The Search Goes On… With A New Twist

March 9, 2008

As the Mas Selamat Kastari manhunt goes into the tenth day (which means the ripple effect is still ongoing – bitter NSFs aplenty are being activated on standby while resentful commuters are being put through stringent checks and nasty traffic conditions along the causeway in a bid to boost security levels), there does not seem to be much headway made in the investigations on the biggest manhunt in Singapore’s history.

Meanwhile, Minister Mentor Lee Kuan Yew has finally stepped up to address Singaporeans on the issue of the fugitive’s escape, following his week-long visit to three Gulf nations, with what I think is the most logical reasoning made on the escape that I have read in the papers so far.

There were no airs of pretence as he blasted the authorities for their complacency in dealing with Singapore’s security, and for not bearing in mind that they were dealing with a convict who has had several successful escapes in the past.

Also, he placed the key emphasis on deducing what are Mas Selamat’s options, it being “a game of tracing possibilites” and following up on these possibilites instead of focusing strongly on a manhunt on the grassroots level, which certainly makes more sense than what the authorities have put forth. 

Through this incident, I have gotten the inkling that the authorities of Singapore are, really, rather disoriented. Here’s some instances where the logic does not really quite add up for me:- 

1. News was made public only 4 hours after the prison break, thereby effectively giving him a four-hour headstart against the watchful eyes of the public who could have seen him pass by during that duration of time but yet were oblivious to who he was at that instant. As MissyBitchy claims in her comment in the prior post – this was very likely a cover-up attempt gone awry.

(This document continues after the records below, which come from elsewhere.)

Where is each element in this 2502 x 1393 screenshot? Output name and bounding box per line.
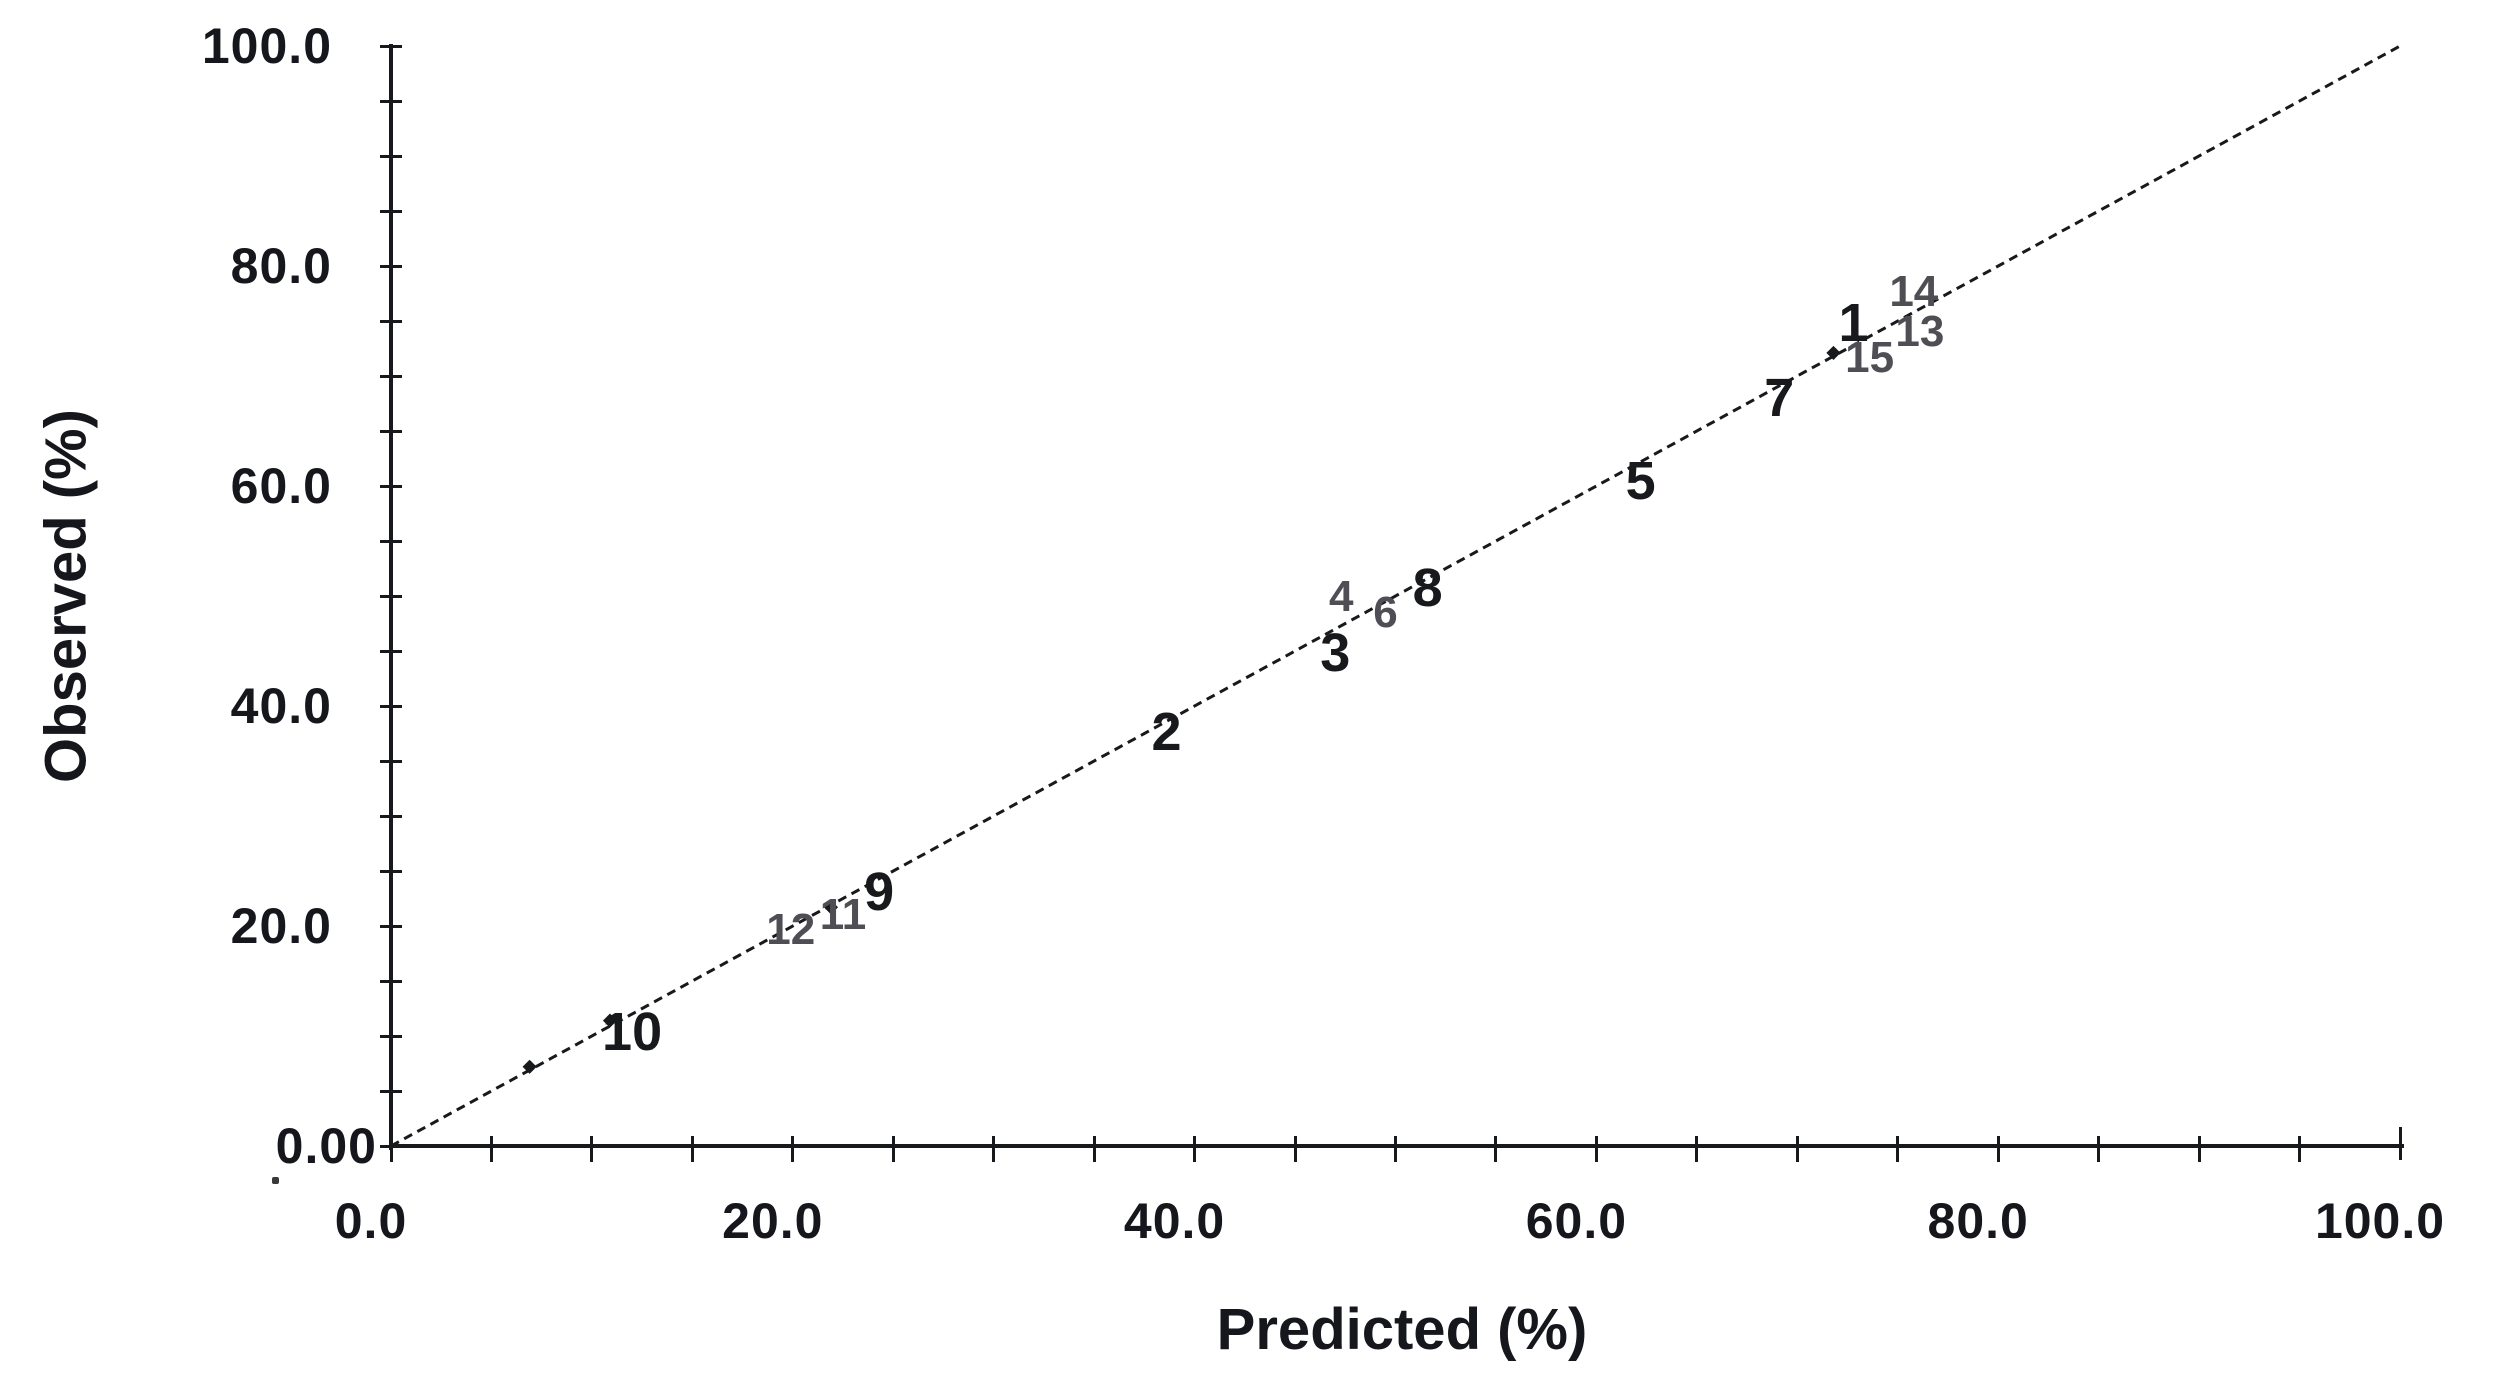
x-axis-tick bbox=[1394, 1136, 1397, 1162]
x-axis-tick bbox=[1795, 1136, 1799, 1162]
y-tick-label: 20.0 bbox=[230, 898, 332, 954]
y-axis-tick bbox=[380, 429, 402, 433]
data-point-label-3: 3 bbox=[1320, 623, 1351, 684]
x-axis-tick bbox=[2097, 1136, 2101, 1162]
x-axis-tick bbox=[1896, 1136, 1900, 1162]
x-axis-tick bbox=[389, 1136, 393, 1162]
point-marker bbox=[1826, 345, 1841, 360]
data-point-label-14: 14 bbox=[1889, 267, 1939, 317]
stray-dot-artifact bbox=[272, 1177, 279, 1184]
x-tick-label: 20.0 bbox=[722, 1193, 824, 1249]
data-point-label-4: 4 bbox=[1329, 572, 1354, 622]
y-tick-label: 60.0 bbox=[230, 458, 332, 514]
data-point-label-2: 2 bbox=[1151, 702, 1182, 763]
y-axis-tick bbox=[380, 319, 402, 323]
x-tick-label: 80.0 bbox=[1927, 1193, 2029, 1249]
x-axis-tick bbox=[2298, 1136, 2302, 1162]
y-axis-tick bbox=[380, 44, 402, 48]
data-point-label-1: 1 bbox=[1838, 293, 1869, 354]
y-axis-tick bbox=[380, 979, 402, 983]
data-point-label-15: 15 bbox=[1845, 333, 1895, 383]
data-point-label-13: 13 bbox=[1895, 307, 1945, 356]
x-axis-tick bbox=[1594, 1136, 1598, 1162]
identity-line bbox=[390, 44, 2401, 1148]
y-axis-tick bbox=[380, 1034, 402, 1038]
y-axis-tick bbox=[380, 869, 402, 873]
y-axis-tick bbox=[380, 649, 402, 653]
y-axis-tick bbox=[380, 759, 402, 763]
x-tick-label: 60.0 bbox=[1525, 1193, 1628, 1249]
y-axis-tick bbox=[380, 1089, 402, 1093]
point-marker bbox=[823, 900, 839, 915]
y-tick-label: 0.00 bbox=[275, 1118, 377, 1174]
data-point-label-9: 9 bbox=[864, 861, 895, 922]
y-axis-tick bbox=[380, 209, 402, 213]
x-tick-label: 100.0 bbox=[2314, 1193, 2446, 1249]
data-point-label-10: 10 bbox=[602, 1001, 663, 1062]
x-axis-tick bbox=[590, 1136, 594, 1162]
x-axis-tick bbox=[1996, 1136, 2000, 1162]
y-axis-tick bbox=[380, 264, 402, 268]
y-tick-label: 40.0 bbox=[230, 678, 332, 734]
x-tick-label: 0.0 bbox=[334, 1193, 408, 1249]
y-axis-title: Observed (%) bbox=[33, 409, 99, 783]
x-axis-tick bbox=[1695, 1136, 1699, 1162]
y-axis-tick bbox=[380, 594, 402, 598]
y-axis-tick bbox=[380, 814, 402, 818]
data-point-label-7: 7 bbox=[1764, 368, 1795, 428]
point-marker bbox=[522, 1059, 537, 1074]
y-axis-tick bbox=[380, 484, 402, 488]
x-axis-tick bbox=[1494, 1136, 1498, 1162]
x-axis-tick bbox=[791, 1136, 795, 1162]
x-tick-label: 40.0 bbox=[1123, 1193, 1226, 1249]
point-marker bbox=[602, 1013, 618, 1028]
x-axis-tick bbox=[489, 1136, 493, 1162]
y-axis-tick bbox=[380, 154, 402, 158]
y-axis-tick bbox=[380, 704, 402, 708]
y-axis-tick bbox=[380, 539, 402, 543]
y-axis-tick bbox=[380, 99, 402, 103]
x-axis-tick bbox=[2197, 1136, 2201, 1162]
x-axis-tick bbox=[992, 1136, 996, 1162]
x-axis-tick bbox=[891, 1136, 895, 1162]
x-axis-tick bbox=[2398, 1127, 2402, 1160]
x-axis-tick bbox=[690, 1136, 694, 1162]
y-axis-tick bbox=[380, 374, 402, 378]
x-axis-tick bbox=[1293, 1136, 1297, 1162]
y-tick-label: 100.0 bbox=[201, 18, 332, 74]
y-axis-tick bbox=[380, 924, 402, 928]
data-point-label-12: 12 bbox=[766, 905, 816, 955]
data-point-label-6: 6 bbox=[1373, 587, 1398, 637]
data-point-label-8: 8 bbox=[1412, 558, 1443, 619]
data-point-label-11: 11 bbox=[819, 890, 867, 939]
y-tick-label: 80.0 bbox=[230, 238, 332, 294]
x-axis-tick bbox=[1092, 1136, 1096, 1162]
x-axis-title: Predicted (%) bbox=[1216, 1297, 1588, 1362]
x-axis-tick bbox=[1193, 1136, 1197, 1162]
data-point-label-5: 5 bbox=[1625, 450, 1656, 511]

2. Will the lag of four hours in releasing the news to the public actually result in a difference in the reaction of the public? They claim that they did not want the public to be too panicked or shocked or scared or worried. However, with the lag, wouldn’t those reactions be magnified multiple times? I mean, even after those four hours, he could not get caught?

3. Whatever happened to the security cameras at the Whitley Road Detention Centre?

4. Ditto to the fences surrounding the centre? The guards on patrol?

5. It was initially claimed that Selamat limps on his left leg and asked the public to keep a lookout for any suspicious looking characters with a limp on the left leg. A few days later, they retract that statement and claim that the limp is only visible when the fugitive briskwalks or runs.

6. Details of what Selamat was wearing during his escape was only made known to the public about seven days after his escape. Prior to that, the police were asking people to keep a lookout for suspicious characters wearing clothes which do not fit, disguises etc. Somehow I get the feeling that they’ve been watching too many police drama serials.

Oh well, we’ll just have to keep an eye on how things go over the next few weeks.

Meanwhile, the latest report is that the entire saga has taken a sudden twist, with a 50-year-old bus driver to be charged for deliberately providing false information with regard to the Mas Selamat manhunt, hence sending the police on the wrong trial. I seriously cannot believe how incredibly shallow some people are. While the authorities have some flaws in logic to work on, they are seriously not that dumb to be unable to link two-and-two together, or to follow up on leads.

Imagine the bus driver trying to vent his anger on another motorcyclist who got involved in a road rage incident with him by sabotage – he actually provided the motorcyclist’s license plate number to the police and claimed that Mas Selamat was riding pillion!

The bus driver really needs some serious psychiatrist treatment.